# 3x3 Example Solves



## SirWaffle (Apr 6, 2013)

This was my first attempt at Example solves so please don't be too harsh.


----------



## MWilson (Apr 7, 2013)

It was good. The angle and zoom is fine, but you often didn't spend enough time making it clear what your solving or how. Keep in mind that less experienced solvers won't be able to follow that easily. Some quick tips:

First solve
1st pair - I'm sure you already know that U4 is pointless, but if it happens a lot during solves try to slow down and fix it.
4th pair - R U' R' d R' U' R U' R' U' R or R U' R' U' R U' R' d R' U' R.

Third solve
4th pair - You could have used edge control here while avoiding a rotation.
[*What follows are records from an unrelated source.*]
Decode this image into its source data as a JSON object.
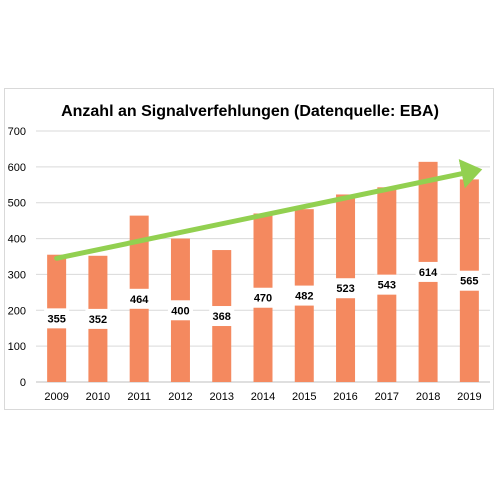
{
  "chart_data": {
    "type": "bar",
    "title": "Anzahl an Signalverfehlungen (Datenquelle: EBA)",
    "xlabel": "",
    "ylabel": "",
    "categories": [
      "2009",
      "2010",
      "2011",
      "2012",
      "2013",
      "2014",
      "2015",
      "2016",
      "2017",
      "2018",
      "2019"
    ],
    "values": [
      355,
      352,
      464,
      400,
      368,
      470,
      482,
      523,
      543,
      614,
      565
    ],
    "ylim": [
      0,
      700
    ],
    "yticks": [
      "0",
      "100",
      "200",
      "300",
      "400",
      "500",
      "600",
      "700"
    ],
    "grid": true,
    "bar_color": "#f4895f",
    "trend_color": "#92d050",
    "trend_start": [
      2009,
      345
    ],
    "trend_end": [
      2019,
      590
    ]
  }
}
See this post: http://www.speedsolving.com/forum/s...nd-Help-thread&p=823165&viewfull=1#post823165

Last solve
red/green pair: You did R2 d' R' F2 R, but R U' R U R would have avoided the rotation.
orange/green pair: U' R U' R' U2 R U' R' flows very well for this case

Lastly, try to use double flicks more, like index then middle for U2. If you just start forcing yourself to use it you'll get used to it quickly.


----------



## SirWaffle (Apr 7, 2013)

Okay, I will try to explain myself much more in the next example solve video I make. Thank you for the solving tips as well


----------